Character Tables

A character table is a square array of numbers associated with a group. The group can be very large, yet its character table can be very small by comparison. For example the largest Mathieu group M24 has size 244,823,040, though its character table has only 26 rows and columns.

There is a column in the character table for each type of element in the group, technically speaking for each conjugacy class. And there is a row in the table for each space on which the group can operate irreducibly — meaning it fails to stabilize any subspaces — the first number in each row being the dimension of the space. The number of rows in the table equals the number of columns — hence it’s a square array — but this is not obvious. It is a consequence of some beautiful theorems in representation theory, a part of mathematics with applications to physics and other sciences.

The numbers that appear in a character table are complex numbers of a special type called algebraic integers. If they are real numbers, then they must be ordinary integers — a fraction such as 1/2 cannot appear in a character table. There are relationships between the rows, and between the columns, which  help in finding the entries in the table, just as in a sudoku puzzle.

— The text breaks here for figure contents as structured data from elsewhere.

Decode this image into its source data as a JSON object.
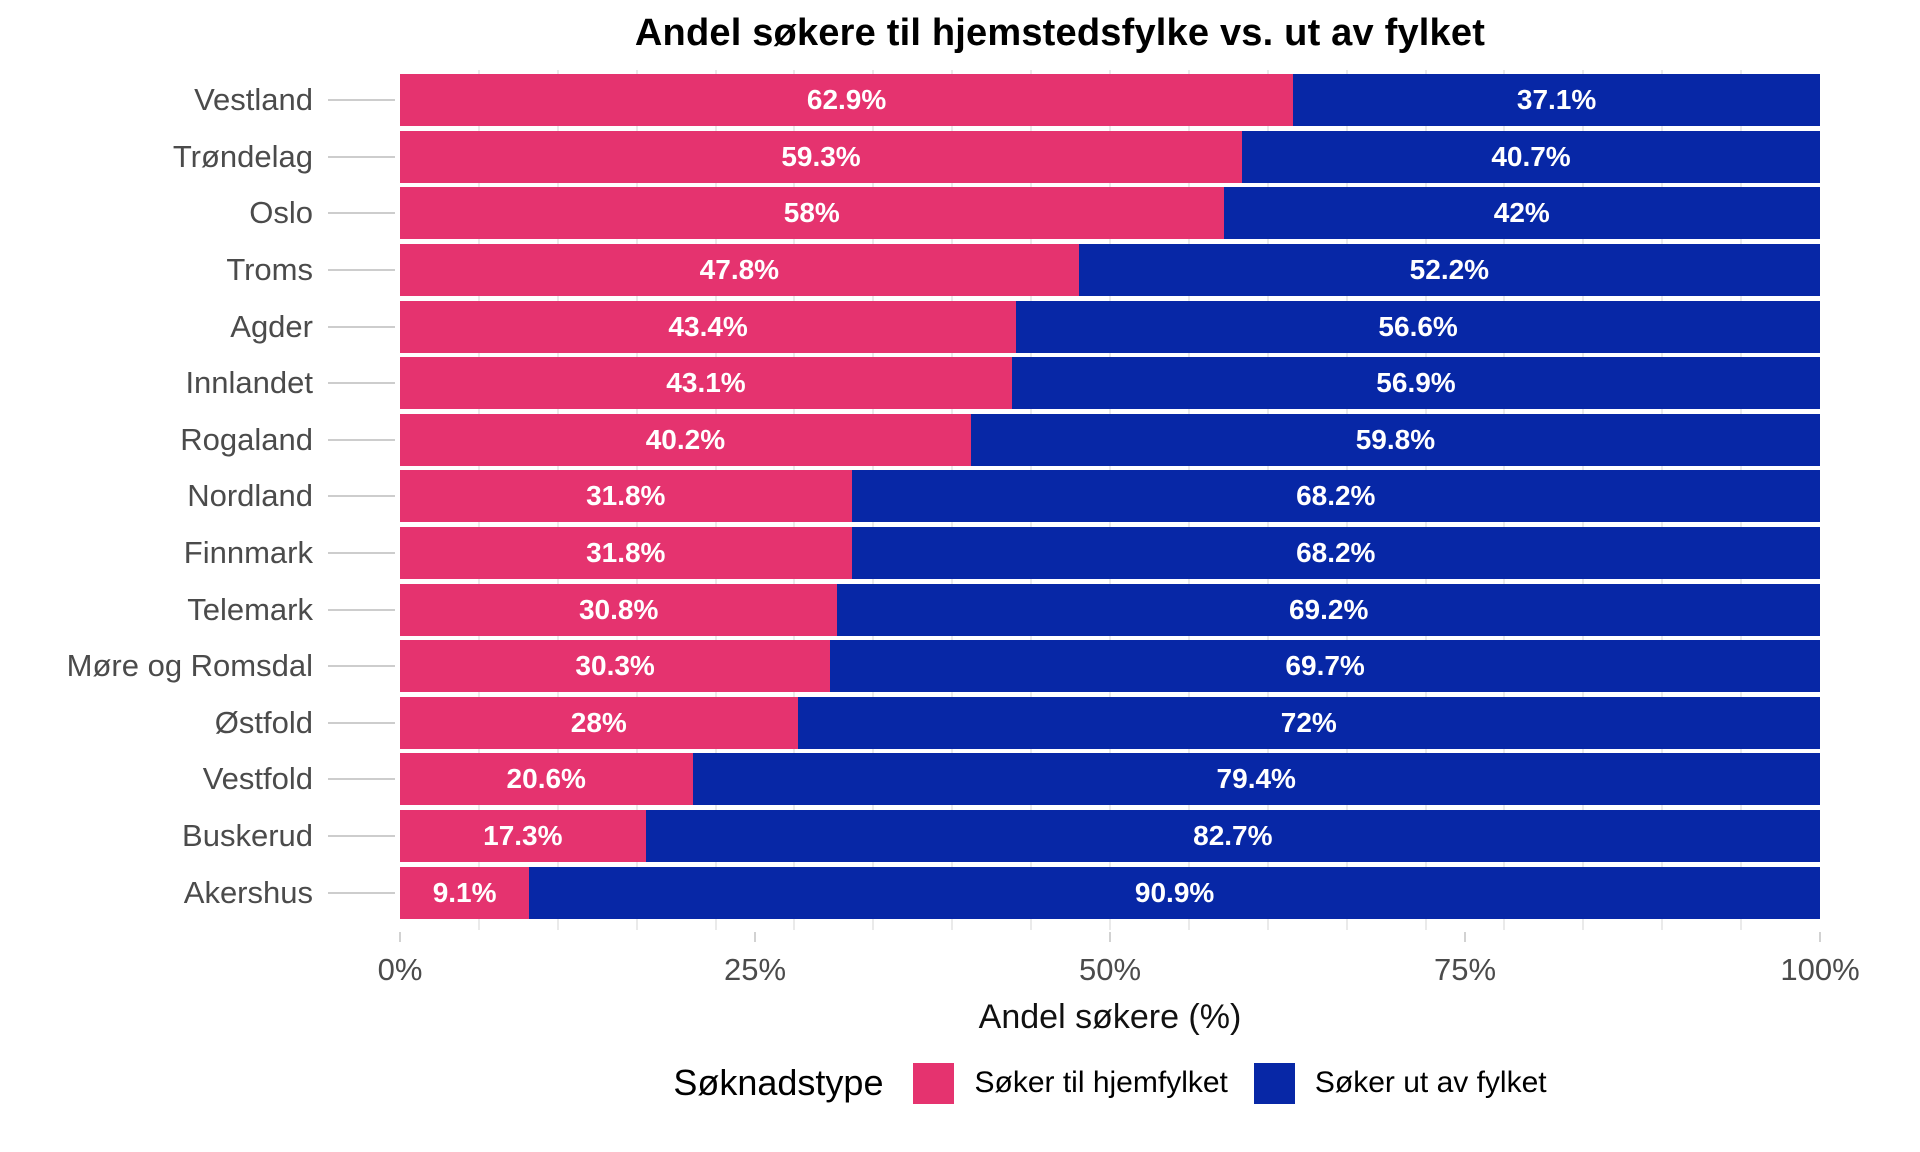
{
  "title": "Andel søkere til hjemstedsfylke vs. ut av fylket",
  "x_axis": {
    "label": "Andel søkere (%)",
    "ticks": [
      {
        "label": "0%",
        "value": 0
      },
      {
        "label": "25%",
        "value": 25
      },
      {
        "label": "50%",
        "value": 50
      },
      {
        "label": "75%",
        "value": 75
      },
      {
        "label": "100%",
        "value": 100
      }
    ]
  },
  "legend": {
    "title": "Søknadstype",
    "items": [
      {
        "label": "Søker til hjemfylket",
        "color_key": "home"
      },
      {
        "label": "Søker ut av fylket",
        "color_key": "away"
      }
    ]
  },
  "colors": {
    "home": "#E5336F",
    "away": "#0727A6",
    "axis_text": "#4B4B4B",
    "grid": "#EAEAEA",
    "tick": "#CDCDCD",
    "title": "#000000"
  },
  "chart_data": {
    "type": "bar",
    "stacked": true,
    "orientation": "horizontal",
    "title": "Andel søkere til hjemstedsfylke vs. ut av fylket",
    "xlabel": "Andel søkere (%)",
    "xlim": [
      0,
      100
    ],
    "x_ticks": [
      "0%",
      "25%",
      "50%",
      "75%",
      "100%"
    ],
    "legend_position": "bottom",
    "grid": "minor-vertical",
    "categories": [
      "Vestland",
      "Trøndelag",
      "Oslo",
      "Troms",
      "Agder",
      "Innlandet",
      "Rogaland",
      "Nordland",
      "Finnmark",
      "Telemark",
      "Møre og Romsdal",
      "Østfold",
      "Vestfold",
      "Buskerud",
      "Akershus"
    ],
    "series": [
      {
        "name": "Søker til hjemfylket",
        "values": [
          62.9,
          59.3,
          58,
          47.8,
          43.4,
          43.1,
          40.2,
          31.8,
          31.8,
          30.8,
          30.3,
          28,
          20.6,
          17.3,
          9.1
        ]
      },
      {
        "name": "Søker ut av fylket",
        "values": [
          37.1,
          40.7,
          42,
          52.2,
          56.6,
          56.9,
          59.8,
          68.2,
          68.2,
          69.2,
          69.7,
          72,
          79.4,
          82.7,
          90.9
        ]
      }
    ],
    "value_labels": [
      [
        "62.9%",
        "37.1%"
      ],
      [
        "59.3%",
        "40.7%"
      ],
      [
        "58%",
        "42%"
      ],
      [
        "47.8%",
        "52.2%"
      ],
      [
        "43.4%",
        "56.6%"
      ],
      [
        "43.1%",
        "56.9%"
      ],
      [
        "40.2%",
        "59.8%"
      ],
      [
        "31.8%",
        "68.2%"
      ],
      [
        "31.8%",
        "68.2%"
      ],
      [
        "30.8%",
        "69.2%"
      ],
      [
        "30.3%",
        "69.7%"
      ],
      [
        "28%",
        "72%"
      ],
      [
        "20.6%",
        "79.4%"
      ],
      [
        "17.3%",
        "82.7%"
      ],
      [
        "9.1%",
        "90.9%"
      ]
    ]
  }
}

Knowing the largest subgroups of a group helps in calculating its character table, and that in turn helps in locating large subgroups. For example when a group contains a subgroup whose size is 1/n times the size of the whole group then it can permute n objects transitively, meaning it can send any one to any other one, and this leads to a representation in n dimensions. When n is small relative to the size of the group, the character table can be very useful in deciding on the existence of suitable representations, and hence of the existence of such subgroups.